The very first bike Spencer Shrike ever made.
And now it’s mine.
Chapter Eight
VERONICA
“I’ll follow you,” Rook says as she opens her truck door.
I twist the key in the ignition and start the bike and then nod out an OK. “I’m gonna take side streets to the DMV so I don’t have to pass the shop or Shrike Bikes. So I’ll cut out once we get back to town.”
She sighs and points her finger at me. “Be careful.”
I nod. “Yes, Mother.” She gets in her truck and I pull away and go slow to let her follow. I realize I’m the only girl in a family of six men, but holy hell, does everyone have to treat me like an invalid? Because seriously, I’m way tougher than Rook and if she can ride a bike to Chicago alone, I’m pretty sure I can handle scootin’ around town.
The dirt road is a bit muddy, so I am extra-special careful until we make it back on the main road that leads to town, but once I get there, I relax and let my mind drift.

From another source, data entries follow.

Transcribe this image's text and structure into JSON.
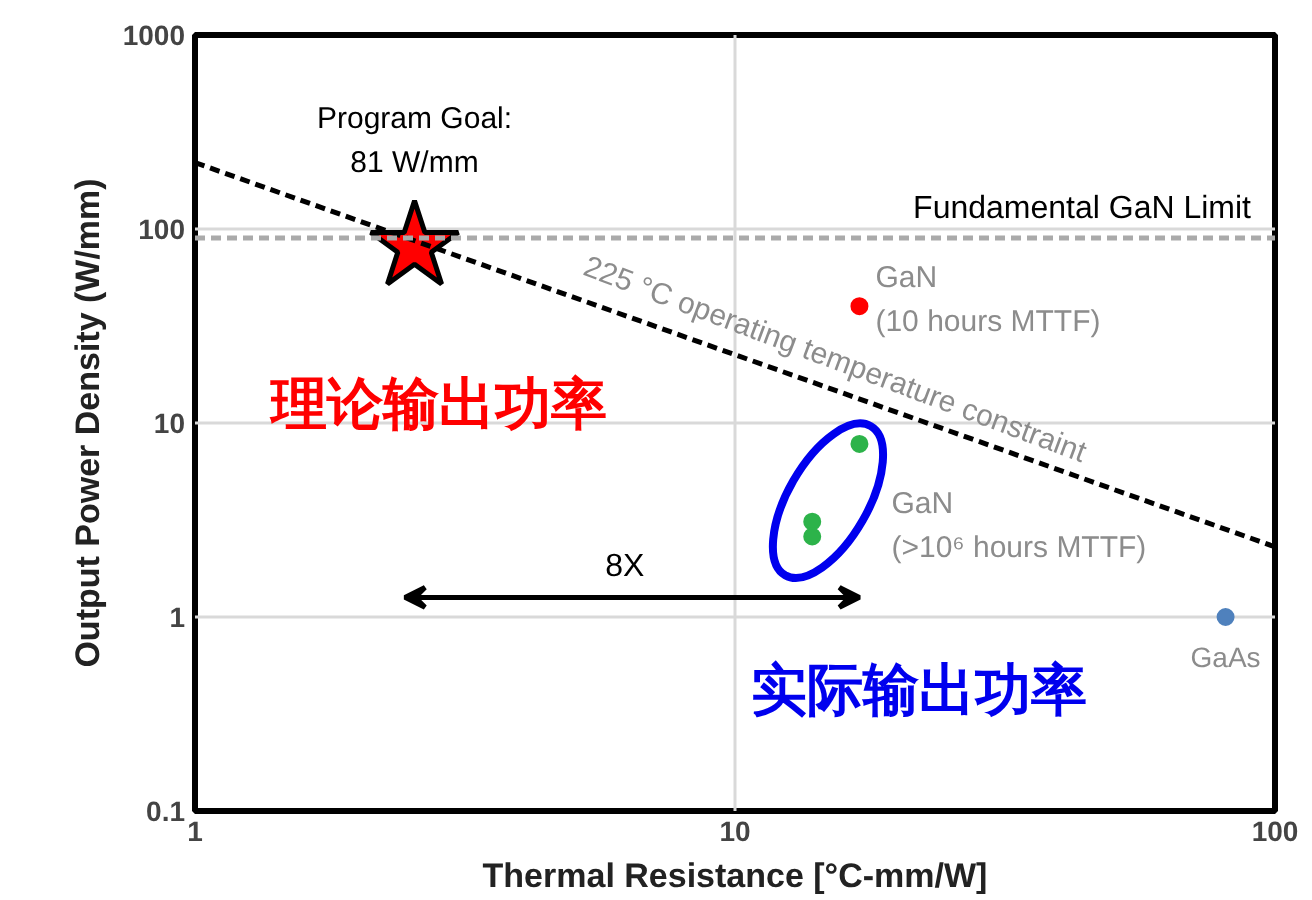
{
  "chart_data": {
    "type": "scatter",
    "xlabel": "Thermal Resistance [°C-mm/W]",
    "ylabel": "Output Power Density (W/mm)",
    "log": "xy",
    "xlim": [
      1,
      100
    ],
    "ylim": [
      0.1,
      1000
    ],
    "xticks": [
      1,
      10,
      100
    ],
    "yticks": [
      0.1,
      1,
      10,
      100,
      1000
    ],
    "grid": true,
    "series": [
      {
        "marker": "star",
        "color": "#ff0000",
        "x": [
          2.55
        ],
        "values": [
          81
        ]
      },
      {
        "marker": "circle",
        "color": "#ff0000",
        "x": [
          17
        ],
        "values": [
          40
        ]
      },
      {
        "marker": "circle",
        "color": "#2db34a",
        "x": [
          17,
          13.9,
          13.9
        ],
        "values": [
          7.8,
          3.1,
          2.6
        ]
      },
      {
        "marker": "circle",
        "color": "#4f81bd",
        "x": [
          81
        ],
        "values": [
          1
        ]
      },
      {
        "type": "line",
        "line_style": "dashed",
        "color": "#000000",
        "x": [
          1,
          100
        ],
        "values": [
          220,
          2.3
        ]
      }
    ],
    "ref_lines": [
      {
        "axis": "y",
        "value": 90,
        "label": "Fundamental GaN Limit",
        "color": "#aaaaaa",
        "line_style": "dashed"
      }
    ],
    "annotations": [
      {
        "text": "Program Goal:\n81 W/mm",
        "x": 2.55,
        "y": 81
      },
      {
        "text": "GaN\n(10 hours MTTF)",
        "x": 17,
        "y": 40
      },
      {
        "text": "GaN\n(>10⁶ hours MTTF)",
        "x": 17,
        "y": 7.8
      },
      {
        "text": "GaAs",
        "x": 81,
        "y": 1
      },
      {
        "text": "225 °C operating temperature constraint",
        "x": 15.3,
        "y": 14.8
      },
      "理论输出功率",
      "实际输出功率",
      "8X"
    ]
  }
}
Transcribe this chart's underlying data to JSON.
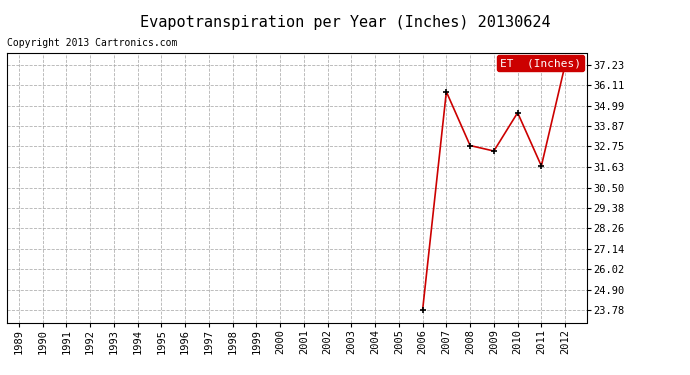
{
  "title": "Evapotranspiration per Year (Inches) 20130624",
  "copyright_text": "Copyright 2013 Cartronics.com",
  "legend_label": "ET  (Inches)",
  "years": [
    1989,
    1990,
    1991,
    1992,
    1993,
    1994,
    1995,
    1996,
    1997,
    1998,
    1999,
    2000,
    2001,
    2002,
    2003,
    2004,
    2005,
    2006,
    2007,
    2008,
    2009,
    2010,
    2011,
    2012
  ],
  "values": [
    null,
    null,
    null,
    null,
    null,
    null,
    null,
    null,
    null,
    null,
    null,
    null,
    null,
    null,
    null,
    null,
    null,
    23.78,
    35.75,
    32.8,
    32.5,
    34.6,
    31.68,
    37.23
  ],
  "yticks": [
    23.78,
    24.9,
    26.02,
    27.14,
    28.26,
    29.38,
    30.5,
    31.63,
    32.75,
    33.87,
    34.99,
    36.11,
    37.23
  ],
  "ylim": [
    23.1,
    37.9
  ],
  "xlim": [
    1988.5,
    2012.9
  ],
  "line_color": "#cc0000",
  "marker": "+",
  "marker_color": "#000000",
  "marker_size": 5,
  "line_width": 1.2,
  "bg_color": "#ffffff",
  "grid_color": "#aaaaaa",
  "legend_bg": "#cc0000",
  "legend_text_color": "#ffffff",
  "title_fontsize": 11,
  "tick_fontsize": 7.5,
  "copyright_fontsize": 7
}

Seeing that picture of the first time Spencer painted my body on his desk has triggered all kinds of memories. I have pictures of that day too, but I haven’t looked at them in years. Since the day he gave them to me, as a matter of fact. I was sorta embarrassed to have naked pictures of myself. And I was very worried about my brother Vic finding out about the whole body-painting thing. He’s very protective. The twins could give a shit what I do, and Vann is like my partner in crime. They’ve always babied him too—never stopped them from kicking his ass regularly all growing up, but still. He can relate to being told no all the time.